Learning Hierarchical Compositional Task Definitions through Online Situated Interactive Language Instruction
Add to Google Calendar
Artificial agents, from robots to personal assistants, have become competent workers in many settings and embodiments, but for the most part, they are limited to performing the capabilities and tasks with which they were initially programmed. Learning in these settings has predominately focused on learning to improve the agent’s performance on a task, and not on learning the actual definition of a task. The primary method for imbuing an agent with the task definition has been through programming by humans, who have detailed knowledge of the task, domain, and agent architecture. In contrast, humans quickly learn new tasks from scratch, often from instruction by another human. If we desire AI agents to be flexible and dynamically extendable, they will need to emulate these learning capabilities, and not be stuck with the limitation that task definitions must be acquired through programming.
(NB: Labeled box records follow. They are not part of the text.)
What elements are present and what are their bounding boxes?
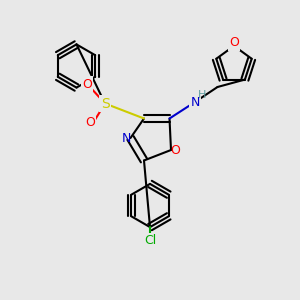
Text: H: H (197, 90, 206, 100)
Text: O: O (82, 77, 92, 91)
Text: O: O (85, 116, 95, 130)
Text: O: O (171, 143, 180, 157)
Text: N: N (121, 131, 131, 145)
Text: S: S (100, 97, 109, 110)
Text: Cl: Cl (144, 234, 156, 247)
Text: O: O (229, 36, 239, 50)
Text: N: N (190, 95, 200, 109)
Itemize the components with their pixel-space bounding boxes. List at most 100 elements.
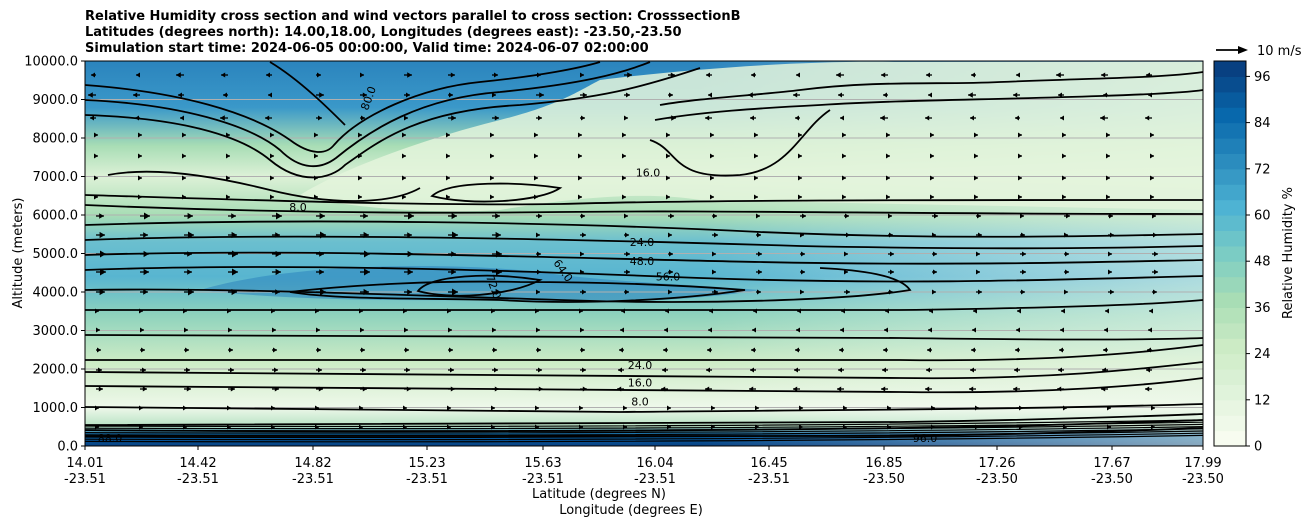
wind-arrow xyxy=(1149,308,1153,314)
colorbar-band xyxy=(1214,369,1246,385)
colorbar-tick-label: 72 xyxy=(1254,162,1271,177)
wind-arrow xyxy=(536,213,542,219)
x-tick-label-lon: -23.51 xyxy=(406,472,448,487)
wind-arrow xyxy=(975,405,979,411)
wind-arrow xyxy=(617,386,624,392)
wind-arrow xyxy=(886,194,890,200)
wind-arrow xyxy=(974,194,978,200)
wind-arrow xyxy=(1018,153,1022,159)
wind-arrow xyxy=(579,424,583,430)
wind-arrow xyxy=(756,232,761,238)
wind-arrow xyxy=(272,367,278,373)
colorbar-tick-label: 12 xyxy=(1254,393,1271,408)
wind-arrow xyxy=(888,251,894,257)
wind-arrow xyxy=(624,72,632,78)
wind-arrow xyxy=(1020,213,1024,219)
wind-arrow xyxy=(883,92,888,98)
wind-arrow xyxy=(270,175,274,181)
colorbar-band xyxy=(1214,353,1246,370)
contour-line xyxy=(84,413,1204,426)
wind-arrow xyxy=(622,194,626,200)
wind-arrow xyxy=(1017,308,1021,314)
wind-arrow xyxy=(404,289,412,295)
wind-arrow xyxy=(836,72,844,78)
wind-arrow xyxy=(1060,115,1064,121)
y-tick-label: 7000.0 xyxy=(33,170,79,185)
wind-arrow xyxy=(535,424,539,430)
wind-arrow xyxy=(1058,367,1064,373)
wind-arrow xyxy=(536,92,544,98)
wind-arrow xyxy=(448,231,458,239)
x-tick-label-lat: 17.99 xyxy=(1184,456,1221,471)
wind-arrow xyxy=(183,424,187,430)
wind-arrow xyxy=(402,132,406,138)
colorbar-band xyxy=(1214,261,1246,278)
wind-arrow xyxy=(796,72,800,78)
contour-line xyxy=(84,267,912,303)
wind-arrow xyxy=(492,250,502,258)
wind-arrow xyxy=(837,386,844,392)
wind-arrow xyxy=(446,132,450,138)
wind-arrow xyxy=(796,327,800,333)
wind-arrow xyxy=(314,194,318,200)
wind-arrow xyxy=(793,92,800,98)
wind-arrow xyxy=(755,405,759,411)
x-tick-label-lat: 17.67 xyxy=(1093,456,1130,471)
wind-arrow xyxy=(1018,194,1022,200)
wind-arrow xyxy=(750,367,756,373)
wind-arrow xyxy=(712,289,718,295)
wind-arrow xyxy=(798,132,802,138)
wind-arrow xyxy=(534,194,538,200)
wind-arrow xyxy=(580,269,584,275)
wind-arrow xyxy=(1108,269,1112,275)
wind-arrow xyxy=(404,250,413,258)
wind-arrow xyxy=(138,153,142,159)
wind-arrow xyxy=(710,175,714,181)
wind-arrow xyxy=(492,115,499,121)
wind-arrow xyxy=(140,386,147,392)
wind-arrow xyxy=(358,153,362,159)
wind-arrow xyxy=(756,251,762,257)
wind-arrow xyxy=(1145,115,1152,121)
wind-arrow xyxy=(272,250,281,258)
wind-arrow xyxy=(800,232,804,238)
wind-arrow xyxy=(448,251,456,257)
wind-arrow xyxy=(404,386,411,392)
colorbar-label: Relative Humidity % xyxy=(1281,187,1296,319)
title-line-3: Simulation start time: 2024-06-05 00:00:… xyxy=(85,41,649,56)
wind-arrow xyxy=(1064,213,1070,219)
wind-arrow xyxy=(184,288,194,296)
wind-arrow xyxy=(1058,92,1064,98)
wind-arrow xyxy=(271,308,275,314)
wind-arrow xyxy=(184,386,191,392)
wind-arrow xyxy=(795,115,800,121)
wind-arrow xyxy=(668,213,674,219)
wind-arrow xyxy=(140,268,149,276)
wind-arrow xyxy=(536,367,542,373)
wind-arrow xyxy=(446,153,450,159)
wind-arrow xyxy=(887,424,891,430)
wind-arrow xyxy=(268,92,272,98)
wind-arrow xyxy=(668,92,673,98)
contour-line xyxy=(84,61,651,168)
wind-arrow xyxy=(1019,405,1023,411)
y-axis: 0.0 1000.0 2000.0 3000.0 4000.0 5000.0 6000.0 7… xyxy=(24,55,85,455)
wind-arrow xyxy=(90,115,96,121)
wind-arrow xyxy=(886,132,890,138)
wind-arrow xyxy=(184,327,188,333)
contour-line xyxy=(84,428,1204,436)
wind-arrow xyxy=(580,347,585,353)
wind-arrow xyxy=(930,153,934,159)
wind-arrow xyxy=(135,115,140,121)
wind-arrow xyxy=(316,347,321,353)
wind-arrow xyxy=(220,115,228,121)
colorbar-band xyxy=(1214,276,1246,293)
wind-arrow xyxy=(580,251,584,257)
y-tick-label: 6000.0 xyxy=(33,209,79,224)
colorbar-frame xyxy=(1213,60,1247,447)
wind-arrow xyxy=(1106,132,1110,138)
wind-arrow xyxy=(931,405,935,411)
wind-arrow xyxy=(620,327,624,333)
wind-arrow xyxy=(404,347,409,353)
wind-arrow xyxy=(623,424,627,430)
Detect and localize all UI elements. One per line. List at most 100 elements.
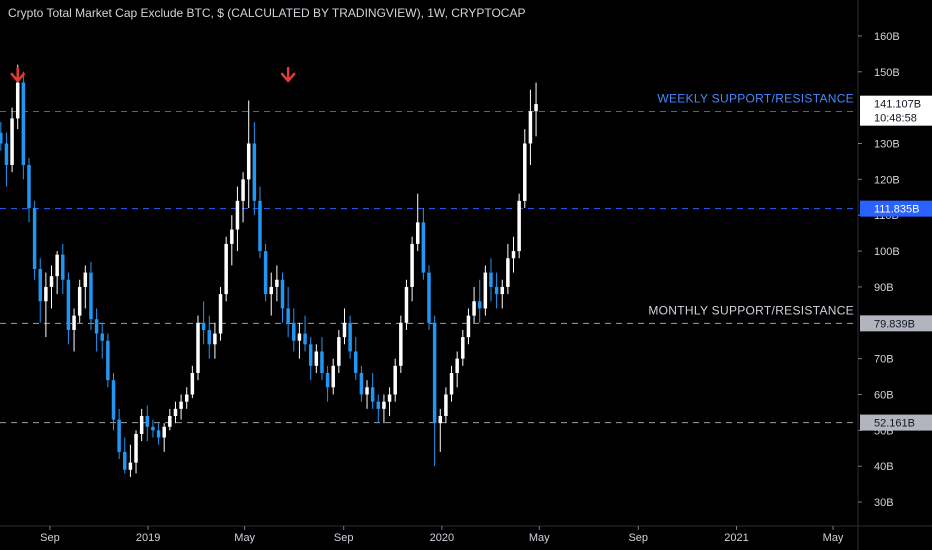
candles <box>0 64 538 477</box>
candle-body <box>489 272 493 287</box>
candle-body <box>128 462 133 470</box>
line-annotation: WEEKLY SUPPORT/RESISTANCE <box>657 92 854 106</box>
candle-body <box>421 222 426 273</box>
candle-body <box>184 394 189 402</box>
price-axis[interactable]: 30B40B50B60B70B90B100B110B120B130B150B16… <box>858 31 932 509</box>
candle-body <box>365 387 369 395</box>
candle-body <box>173 408 178 417</box>
candle-body <box>235 200 240 230</box>
candle-body <box>15 82 20 119</box>
chart-title: Crypto Total Market Cap Exclude BTC, $ (… <box>8 6 526 20</box>
time-tick-label: May <box>529 532 550 544</box>
candle-body <box>292 322 296 341</box>
candle-body <box>61 254 65 280</box>
candle-body <box>66 279 71 330</box>
candle-body <box>393 365 397 395</box>
price-line-label: 79.839B <box>874 318 915 330</box>
price-tick-label: 160B <box>874 31 900 43</box>
candle-body <box>500 286 504 295</box>
candle-body <box>370 387 375 402</box>
price-tick-label: 100B <box>874 246 900 258</box>
price-tick-label: 40B <box>874 461 894 473</box>
candle-body <box>275 279 279 287</box>
candle-body <box>483 272 488 309</box>
candle-body <box>427 272 431 323</box>
candle-body <box>196 322 200 373</box>
candle-body <box>27 165 31 209</box>
candle-body <box>444 394 448 417</box>
price-tick-label: 30B <box>874 497 894 509</box>
candle-body <box>472 301 476 316</box>
price-tick-label: 130B <box>874 139 900 151</box>
candle-body <box>106 340 110 381</box>
candle-body <box>511 251 516 259</box>
candle-body <box>168 416 172 427</box>
candle-body <box>224 243 228 295</box>
candle-body <box>134 433 138 463</box>
candle-body <box>348 322 352 352</box>
candle-body <box>0 132 3 144</box>
candle-body <box>190 372 195 395</box>
candle-body <box>314 351 319 366</box>
candle-body <box>438 416 443 424</box>
candle-body <box>354 351 358 373</box>
candle-body <box>263 251 268 295</box>
last-price-label: 141.107B <box>874 99 921 111</box>
price-line-label: 111.835B <box>874 204 919 216</box>
candle-body <box>534 104 538 112</box>
candle-body <box>32 208 37 269</box>
price-line-label-box <box>860 315 932 332</box>
candle-body <box>342 322 347 338</box>
candle-body <box>297 333 302 341</box>
candle-body <box>213 333 217 345</box>
candle-body <box>404 286 409 323</box>
candle-body <box>449 372 454 395</box>
candle-body <box>415 222 420 244</box>
candle-body <box>123 451 127 470</box>
price-tick-label: 120B <box>874 174 900 186</box>
candle-body <box>280 279 285 309</box>
candle-body <box>258 200 262 252</box>
price-line-label-box <box>860 414 932 431</box>
price-line-label: 52.161B <box>874 418 915 430</box>
candle-body <box>506 258 510 287</box>
price-tick-label: 150B <box>874 67 900 79</box>
last-price-box <box>860 95 932 126</box>
candle-body <box>77 286 82 316</box>
line-annotation: MONTHLY SUPPORT/RESISTANCE <box>648 303 854 317</box>
candle-body <box>523 143 527 201</box>
time-axis[interactable]: Sep 2019 May Sep 2020 May Sep 2021 May <box>40 526 844 544</box>
time-tick-label: Sep <box>628 532 648 544</box>
time-tick-label: 2021 <box>724 532 748 544</box>
price-tick-label: 70B <box>874 354 894 366</box>
candle-body <box>387 394 392 402</box>
candle-body <box>286 308 290 323</box>
candle-body <box>269 286 273 295</box>
candle-body <box>337 337 341 366</box>
candle-body <box>303 333 307 345</box>
candle-body <box>528 111 533 144</box>
candle-body <box>399 322 403 366</box>
candle-body <box>117 419 121 452</box>
candle-body <box>376 401 381 409</box>
candle-body <box>359 372 364 395</box>
down-arrow-icon <box>10 66 25 83</box>
candle-body <box>100 333 104 341</box>
time-tick-label: 2020 <box>430 532 454 544</box>
candle-body <box>320 351 324 373</box>
candle-body <box>230 229 234 244</box>
candle-body <box>55 254 59 277</box>
candle-body <box>207 329 212 345</box>
candle-body <box>325 372 330 388</box>
time-tick-label: May <box>823 532 844 544</box>
candle-body <box>246 143 251 180</box>
candle-body <box>382 401 386 409</box>
candle-body <box>455 358 459 373</box>
candle-body <box>432 322 437 424</box>
candle-body <box>331 365 335 388</box>
annotations: WEEKLY SUPPORT/RESISTANCE MONTHLY SUPPORT… <box>648 92 854 318</box>
candle-body <box>201 322 206 330</box>
candle-body <box>151 426 155 431</box>
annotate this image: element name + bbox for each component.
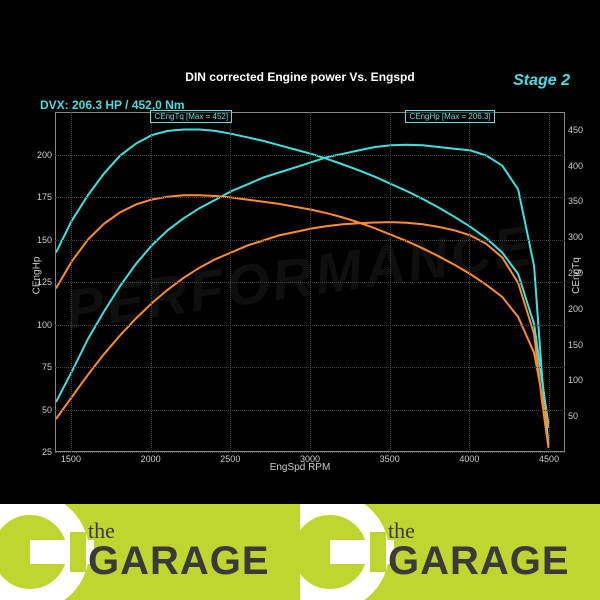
g-wrench-icon: [0, 504, 94, 600]
yr-tick: 350: [568, 196, 590, 206]
yr-tick: 300: [568, 232, 590, 242]
yl-tick: 125: [34, 277, 52, 287]
x-tick: 4000: [459, 454, 479, 464]
yr-tick: 150: [568, 340, 590, 350]
footer-logo-bar: the GARAGE the GARAGE: [0, 504, 600, 600]
x-tick: 3000: [300, 454, 320, 464]
yr-tick: 50: [568, 411, 590, 421]
logo-right: the GARAGE: [300, 504, 600, 600]
g-wrench-icon: [300, 504, 394, 600]
stage-label: Stage 2: [513, 72, 570, 90]
yl-tick: 75: [34, 362, 52, 372]
yl-tick: 200: [34, 150, 52, 160]
x-tick: 3500: [380, 454, 400, 464]
logo-garage: GARAGE: [388, 544, 570, 578]
yl-tick: 175: [34, 192, 52, 202]
series-hp_stage2: [56, 145, 549, 445]
grid-h: [55, 325, 565, 326]
yl-tick: 100: [34, 320, 52, 330]
logo-left: the GARAGE: [0, 504, 300, 600]
grid-h: [55, 410, 565, 411]
callout: CEngHp [Max = 206.3]: [405, 110, 494, 123]
yr-tick: 100: [568, 375, 590, 385]
grid-h: [55, 197, 565, 198]
dyno-chart: PERFORMANCE DIN corrected Engine power V…: [0, 0, 600, 504]
grid-h: [55, 282, 565, 283]
x-tick: 1500: [61, 454, 81, 464]
yl-tick: 50: [34, 405, 52, 415]
grid-h: [55, 452, 565, 453]
yr-tick: 200: [568, 304, 590, 314]
logo-garage: GARAGE: [88, 544, 270, 578]
x-tick: 2000: [141, 454, 161, 464]
yl-tick: 150: [34, 235, 52, 245]
logo-text: the GARAGE: [88, 518, 270, 578]
x-tick: 4500: [539, 454, 559, 464]
grid-h: [55, 155, 565, 156]
chart-svg: [56, 113, 566, 453]
chart-title: DIN corrected Engine power Vs. Engspd: [185, 70, 414, 84]
grid-h: [55, 367, 565, 368]
yr-tick: 250: [568, 268, 590, 278]
yr-tick: 400: [568, 161, 590, 171]
yr-tick: 450: [568, 125, 590, 135]
yl-tick: 25: [34, 447, 52, 457]
callout: CEngTq [Max = 452]: [150, 110, 232, 123]
series-hp_baseline: [56, 222, 549, 448]
logo-text: the GARAGE: [388, 518, 570, 578]
y-left-axis-label: CEngHp: [31, 257, 42, 295]
x-tick: 2500: [220, 454, 240, 464]
grid-h: [55, 240, 565, 241]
This dissertation explores the problem of how an Interactive Task Learning agent can learn the complete definition or formulation of novel tasks rapidly through online natural language instruction from a human instructor. Recent advances in natural language processing, memory systems, computer vision, spatial reasoning, robotics, and cognitive architectures makes the time ripe to study how knowledge can be automatically acquired, represented, transferred, and operationalized. We present a learning approach embodied in an ITL agent that interactively learns the meaning of task concepts, the goals, actions, failure conditions, and task-specific terms, for 60 games and puzzles. In our approach, the agent learns hierarchical symbolic representations of task knowledge that enable it to transfer and compose knowledge, analyze and debug multiple interpretations, and communicate with the teacher to resolve ambiguity. Our results show that the agent can correctly generalize, disambiguate, and transfer concepts across variations of language descriptions and world representations, even with distractors present.